Deceit in Greenpeace’s campaign to greenmail buyers of Indonesian products revealed
Claims about environmental damage made by Greenpeace about Indonesian company APP have been revealed as false. ITS Global, the sponsor of Forestry and Development, recently released an audit of a report by Greenpeace (“How Sinar Mas is Pulping the Planet”) in which Greenpeace alleged Asia Pulp and Paper (APP) is despoiling the environment and generating greenhouse gases. [1] APP commissioned the audit.
Greenpeace is using the report in its greenmail campaign to pressure businesses in Europe to cease buying APP products.
The audit revealed the report contained claims which were based on fiction or could not be supported. It concluded the report was a highly politicized vehicle to advance Greenpeace’s greenmail program.
The audit observed :
“Within the business world, actions that deceive or pass on false information to customers and shareholders are held to account. Greenpeace is attempting to engage the business world in relation to Asia Pulp and Paper and on a number of other fronts, yet its communications are accountable to no-one.”
Independent forestry and agricultural science experts [2] reviewed the audit before it was released and assessed it as “a credible scientific presentation of facts and evidence”. They found the audit “shows diligence and fairness”, concluding the Greenpeace report was “misleading with many errors”, “shabby” and “careless”.
The leading finding in the Audit is that the principal Greenpeace allegation – that APP had a secret policy to expand concession areas by 900,000 hectares between 2006 and 2009 – was a fiction.
Greenpeace claims the evidence is in a company document it holds, but refuses to release publicly. The reality is that the company’s operations expanded by only 25,000 hectares over that period and there is no evidence anywhere that the vast expansion planned was or is official company policy.
The audit also found that Greenpeace used maps purporting to show 12 APP concession areas that did not exist. Greenpeace also misquotes its cited sources.
Every claim in the report is reviewed. Most were found “misleading, speculative, or based on distortions of the facts.”
The report demonstrates that companies that are pressured by Greenpeace to cease dealing with suppliers, using reports such as these, are well advised to have the claims independently reviewed by experts.
Some have been rash enough to break contracts and suspend business, before assessing the validity of the Greenpeace allegations. Not only should they give higher priority to their commercial interests, they should assess the implications of endorsing or associating with the Greenpeace campaign.

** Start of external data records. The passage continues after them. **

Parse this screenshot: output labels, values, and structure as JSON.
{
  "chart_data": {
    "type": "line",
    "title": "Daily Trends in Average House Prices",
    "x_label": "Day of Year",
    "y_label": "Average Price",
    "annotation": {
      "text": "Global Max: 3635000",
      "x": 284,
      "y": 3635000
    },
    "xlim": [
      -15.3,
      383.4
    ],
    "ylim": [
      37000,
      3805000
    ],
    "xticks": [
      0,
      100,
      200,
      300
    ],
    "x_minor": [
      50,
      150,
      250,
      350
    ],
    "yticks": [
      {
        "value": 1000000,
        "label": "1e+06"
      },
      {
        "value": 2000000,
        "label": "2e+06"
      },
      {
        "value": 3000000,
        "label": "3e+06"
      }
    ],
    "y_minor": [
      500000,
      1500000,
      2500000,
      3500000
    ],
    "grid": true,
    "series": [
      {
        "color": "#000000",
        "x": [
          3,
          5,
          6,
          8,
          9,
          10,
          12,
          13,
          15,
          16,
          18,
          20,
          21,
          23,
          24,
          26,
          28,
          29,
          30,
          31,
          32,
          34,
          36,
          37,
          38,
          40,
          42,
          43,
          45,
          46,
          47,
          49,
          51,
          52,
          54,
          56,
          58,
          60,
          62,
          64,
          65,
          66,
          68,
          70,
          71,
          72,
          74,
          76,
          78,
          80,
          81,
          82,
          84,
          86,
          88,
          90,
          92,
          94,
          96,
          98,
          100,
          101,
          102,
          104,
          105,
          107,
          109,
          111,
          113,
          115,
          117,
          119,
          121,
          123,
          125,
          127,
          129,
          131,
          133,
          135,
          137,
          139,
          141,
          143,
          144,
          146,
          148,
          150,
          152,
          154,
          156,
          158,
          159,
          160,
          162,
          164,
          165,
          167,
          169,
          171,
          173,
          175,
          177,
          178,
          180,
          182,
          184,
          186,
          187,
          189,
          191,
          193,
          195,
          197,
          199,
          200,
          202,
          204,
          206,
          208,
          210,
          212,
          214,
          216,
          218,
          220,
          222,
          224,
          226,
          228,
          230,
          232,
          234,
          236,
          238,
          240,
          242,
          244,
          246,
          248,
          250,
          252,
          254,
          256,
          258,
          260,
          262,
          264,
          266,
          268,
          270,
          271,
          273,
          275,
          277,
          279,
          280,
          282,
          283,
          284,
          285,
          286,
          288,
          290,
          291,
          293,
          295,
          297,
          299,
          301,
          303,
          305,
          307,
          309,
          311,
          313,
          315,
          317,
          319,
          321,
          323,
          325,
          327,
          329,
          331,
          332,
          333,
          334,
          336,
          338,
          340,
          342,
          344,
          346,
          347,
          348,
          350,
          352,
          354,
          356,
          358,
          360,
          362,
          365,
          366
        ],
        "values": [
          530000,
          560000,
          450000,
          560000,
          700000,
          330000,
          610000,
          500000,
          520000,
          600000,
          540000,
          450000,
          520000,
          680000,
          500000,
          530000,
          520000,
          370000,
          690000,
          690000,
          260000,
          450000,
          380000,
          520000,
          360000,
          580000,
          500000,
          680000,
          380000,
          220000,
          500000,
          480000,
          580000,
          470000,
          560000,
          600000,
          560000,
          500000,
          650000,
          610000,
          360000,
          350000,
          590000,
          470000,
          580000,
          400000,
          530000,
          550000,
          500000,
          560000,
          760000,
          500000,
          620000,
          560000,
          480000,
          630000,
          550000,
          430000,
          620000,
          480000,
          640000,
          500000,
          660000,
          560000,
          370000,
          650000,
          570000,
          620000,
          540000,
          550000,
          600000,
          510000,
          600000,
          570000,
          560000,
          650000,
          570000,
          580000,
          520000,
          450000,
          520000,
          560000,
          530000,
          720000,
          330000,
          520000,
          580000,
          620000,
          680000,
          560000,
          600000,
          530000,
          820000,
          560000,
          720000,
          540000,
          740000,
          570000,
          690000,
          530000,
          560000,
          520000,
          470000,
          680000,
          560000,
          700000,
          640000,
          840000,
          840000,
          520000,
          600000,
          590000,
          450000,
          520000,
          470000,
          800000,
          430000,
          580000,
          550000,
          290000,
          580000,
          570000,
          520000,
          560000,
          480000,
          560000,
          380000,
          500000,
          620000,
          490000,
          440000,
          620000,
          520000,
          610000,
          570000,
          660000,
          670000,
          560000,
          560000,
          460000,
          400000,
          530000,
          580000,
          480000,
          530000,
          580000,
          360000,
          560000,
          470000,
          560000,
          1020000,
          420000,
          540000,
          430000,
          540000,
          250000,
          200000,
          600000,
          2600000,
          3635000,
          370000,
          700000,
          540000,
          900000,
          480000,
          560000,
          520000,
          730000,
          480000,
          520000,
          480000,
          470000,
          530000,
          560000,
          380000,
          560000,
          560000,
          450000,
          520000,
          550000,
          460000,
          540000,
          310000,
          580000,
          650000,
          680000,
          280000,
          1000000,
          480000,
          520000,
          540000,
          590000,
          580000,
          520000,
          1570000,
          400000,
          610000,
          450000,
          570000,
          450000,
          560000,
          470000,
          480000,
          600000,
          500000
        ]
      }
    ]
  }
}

Companies that respond to Greenpeace entreaties and greenmail automatically associate themselves with the anti-poor consequences of the Greenpeace policies. They will also lead to the destruction of forest Greenpeace claims to seek to prevent.
Greenpeace demands an end to all forestry. As Forestry and Development regularly points out, this would result in more poor and greater forest destruction.
The Food and Agricultural Organization regularly points out two-thirds of forest land is cleared by jobless poor. Companies like APP provide employment for the jobless poor and incentive to end random forest clearance.
If Western business partners of companies like APP were concerned about poverty and forests, they would increase their business with APP and challenge Greenpeace to demonstrate it acts reputably.
Distorted science and research
The Greenpeace model for the APP report is to create reports that look sound and scientifically based, but are not. For example it contains 100 references and 300 footnotes. Yet critical analysis reveals this mostly is all show.
Similar methods were revealed in supposed research on climate change in the climategate scandals. Misuse of data has become habitual. It also featured in the work on the UN Intergovernmental Panel on Climate Change. That showed that over a dozen supposedly technical papers published by WWF contained assertions that could not be scientifically substantiated.
Danish environmentalist Bjorn Lomberg revealed over a decade ago the propensity of WWF to make claims about forestry in Indonesia which were both wrong and unsupportable.
This has continued unabated. ITS Global revealed a classic case study in a report on Papua New Guinea in 2006 – “Whatever it takes: Greenpeace’s anti-forestry campaign in Papua New Guinea” .
We are now at the point where no report on forestry from a mainstream environmental activist group deserves to be taken at face value, least of all used as the basis for business decisions.